The trend goes back at least to 2016, when Tata Power bought solar and wind company Welspun Renewable Energy, but the pace is expected to pick up.
“Smaller players are being squeezed out ... due to two main factors: cost of equipment and ... financing,” said Alok Verma, executive director at Kotak Investment Banking, an arm of Kotak Mahindra Bank.
One of India’s largest renewables companies, Greenko Group, said in June that it was buying 750 megawatts (MWs) of solar and wind assets from Orange Renewables, because the Singapore-based company saw few opportunities for growth. The deal has yet to be closed.
Essel Infra, with a renewable power capacity of 685 MWs, and Shapoorji Pallonji Group’s 400-MW solar arm are also in talks to sell off their assets, one firm and two banks doing the due diligence for these companies have said.
Besides loans, other funding options have also been dead ends for the smaller companies, further limiting growth opportunities.
ACME Solar postponed an initial public offering (IPO) announced in September last year as the proposed share issue did not generate enough interest from investors, confirmed a banker who was directly involved in the listing attempt.
Mytrah Energy, a major mid-sized renewables company, called off a $300 million to $500 million bond issue earlier this year as that option also went dry for the sector, and it canned IPO plans as well, said a separate banker directly involved there.
The companies have all declined to comment.
This dearth of financing and trend toward consolidation could be a significant threat to India’s target of 175 gigawatts (GWs) of renewables capacity by 2022, up from 71 GWs now, some analysts said.
Others said a concentration of bigger players, with more cash and better financing, could mean things move faster.
“Consolidation in the renewable energy industry augurs well for the overall success of the program ... Large players have access to required capital at reasonable rates and can procure the latest technology,” said Debasish Mishra, head of Energy, Resources and Industrials at Deloitte Touche Tohmatsu India.
Tata Power, one of India’s largest power generators, said in May it plans to invest $5 billion to increase its renewable capacity in India fourfold over the next decade to 12 GWs.
More than doubling India’s renewables capacity by 2022 will require $76 billion, including debt of $53 billion, the Ministry of New and Renewable Energy said in July.
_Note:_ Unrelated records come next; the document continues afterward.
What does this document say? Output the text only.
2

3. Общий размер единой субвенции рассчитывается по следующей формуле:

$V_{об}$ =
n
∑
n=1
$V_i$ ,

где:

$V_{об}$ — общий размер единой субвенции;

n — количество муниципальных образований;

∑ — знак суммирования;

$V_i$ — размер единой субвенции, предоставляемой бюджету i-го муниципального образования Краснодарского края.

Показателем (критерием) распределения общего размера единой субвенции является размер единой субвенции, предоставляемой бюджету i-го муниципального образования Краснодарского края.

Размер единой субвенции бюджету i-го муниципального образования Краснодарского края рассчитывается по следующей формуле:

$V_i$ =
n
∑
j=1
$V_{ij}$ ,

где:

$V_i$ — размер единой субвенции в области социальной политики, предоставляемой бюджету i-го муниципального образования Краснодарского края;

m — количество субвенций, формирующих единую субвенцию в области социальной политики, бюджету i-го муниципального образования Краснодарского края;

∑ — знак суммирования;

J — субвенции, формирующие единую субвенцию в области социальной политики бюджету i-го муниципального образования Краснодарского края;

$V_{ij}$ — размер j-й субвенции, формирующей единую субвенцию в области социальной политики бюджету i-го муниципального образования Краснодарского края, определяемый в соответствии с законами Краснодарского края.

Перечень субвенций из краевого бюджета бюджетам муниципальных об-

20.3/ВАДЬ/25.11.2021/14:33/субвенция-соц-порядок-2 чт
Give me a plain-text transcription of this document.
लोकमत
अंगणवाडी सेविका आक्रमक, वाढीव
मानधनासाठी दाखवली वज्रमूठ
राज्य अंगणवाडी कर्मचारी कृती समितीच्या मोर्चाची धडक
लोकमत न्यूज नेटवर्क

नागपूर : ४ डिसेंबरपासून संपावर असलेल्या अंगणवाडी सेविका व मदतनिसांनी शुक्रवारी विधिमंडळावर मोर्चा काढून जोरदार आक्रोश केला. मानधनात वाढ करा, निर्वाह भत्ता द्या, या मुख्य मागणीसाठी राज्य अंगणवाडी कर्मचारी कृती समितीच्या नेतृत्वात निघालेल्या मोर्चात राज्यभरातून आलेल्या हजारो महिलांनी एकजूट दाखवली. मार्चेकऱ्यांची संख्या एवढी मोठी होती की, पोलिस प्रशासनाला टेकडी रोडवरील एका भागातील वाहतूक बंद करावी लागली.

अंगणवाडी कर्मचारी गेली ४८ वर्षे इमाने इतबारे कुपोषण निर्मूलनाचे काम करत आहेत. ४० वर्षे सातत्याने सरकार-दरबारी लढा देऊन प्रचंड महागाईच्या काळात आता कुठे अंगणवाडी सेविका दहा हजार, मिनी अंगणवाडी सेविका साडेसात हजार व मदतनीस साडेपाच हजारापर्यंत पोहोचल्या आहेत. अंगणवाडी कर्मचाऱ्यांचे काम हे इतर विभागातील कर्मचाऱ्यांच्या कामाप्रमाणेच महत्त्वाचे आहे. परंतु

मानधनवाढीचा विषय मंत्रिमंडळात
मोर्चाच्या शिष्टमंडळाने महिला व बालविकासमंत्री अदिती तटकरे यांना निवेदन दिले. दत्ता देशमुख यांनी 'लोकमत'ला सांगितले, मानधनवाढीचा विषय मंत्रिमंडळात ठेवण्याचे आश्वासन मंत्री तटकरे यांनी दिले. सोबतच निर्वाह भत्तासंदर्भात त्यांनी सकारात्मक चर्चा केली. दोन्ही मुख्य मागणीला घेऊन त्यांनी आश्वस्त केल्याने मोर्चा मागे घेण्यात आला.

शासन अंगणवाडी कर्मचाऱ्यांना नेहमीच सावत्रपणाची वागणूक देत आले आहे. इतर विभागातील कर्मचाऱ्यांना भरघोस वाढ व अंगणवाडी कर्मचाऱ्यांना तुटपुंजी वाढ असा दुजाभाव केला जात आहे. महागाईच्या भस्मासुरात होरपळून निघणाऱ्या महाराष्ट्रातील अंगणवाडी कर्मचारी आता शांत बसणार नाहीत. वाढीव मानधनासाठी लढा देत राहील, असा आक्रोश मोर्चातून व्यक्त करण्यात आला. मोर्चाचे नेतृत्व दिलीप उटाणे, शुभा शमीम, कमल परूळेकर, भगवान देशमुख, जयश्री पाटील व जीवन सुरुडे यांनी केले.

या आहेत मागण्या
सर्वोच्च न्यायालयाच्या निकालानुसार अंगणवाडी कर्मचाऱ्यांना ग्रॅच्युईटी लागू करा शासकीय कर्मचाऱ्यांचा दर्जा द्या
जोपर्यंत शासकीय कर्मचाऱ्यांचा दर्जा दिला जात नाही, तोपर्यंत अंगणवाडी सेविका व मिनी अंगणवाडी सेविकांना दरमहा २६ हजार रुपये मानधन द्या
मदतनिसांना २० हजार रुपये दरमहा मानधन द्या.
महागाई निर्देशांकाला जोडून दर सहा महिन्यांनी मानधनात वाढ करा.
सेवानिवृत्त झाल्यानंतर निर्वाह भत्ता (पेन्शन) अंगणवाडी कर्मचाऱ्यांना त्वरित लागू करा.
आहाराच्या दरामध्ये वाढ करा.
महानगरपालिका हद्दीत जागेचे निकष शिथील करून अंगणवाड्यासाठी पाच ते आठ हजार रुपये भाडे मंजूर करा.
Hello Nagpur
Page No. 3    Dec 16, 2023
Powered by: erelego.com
Another problem in India’s renewable sector is debt.
“Many mid-sized firms have taken debt to fund their equity,” the partner of an investment firm said, adding that many such companies will need financial restructuring or have to put themselves up for auction.
This model of financing debt through equity is called mezzanine financing and tends to involve high interest rates and an option to convert debt to equity in future.
Both ACME and Mytrah are funded by Piramal Finance Ltd. via mezzanine financing, according to statements by the companies at the time of funding.
For lending banks, this quasi-equity is seen as debt, making the liabilities of these companies look higher than usual, said the partner, who asked not to be named. The investment firm handles all kinds of financing, including mezzanine.
When companies with mezzanine financing go to banks for funds for upcoming projects, banks ask them for higher collateral or offer less cash in loan, said Kotak’s Verma.
Fitch Solutions said in a note last week that India would likely miss its renewable capacity targets due to “risks stemming from bureaucratic, financing and logistical delays.”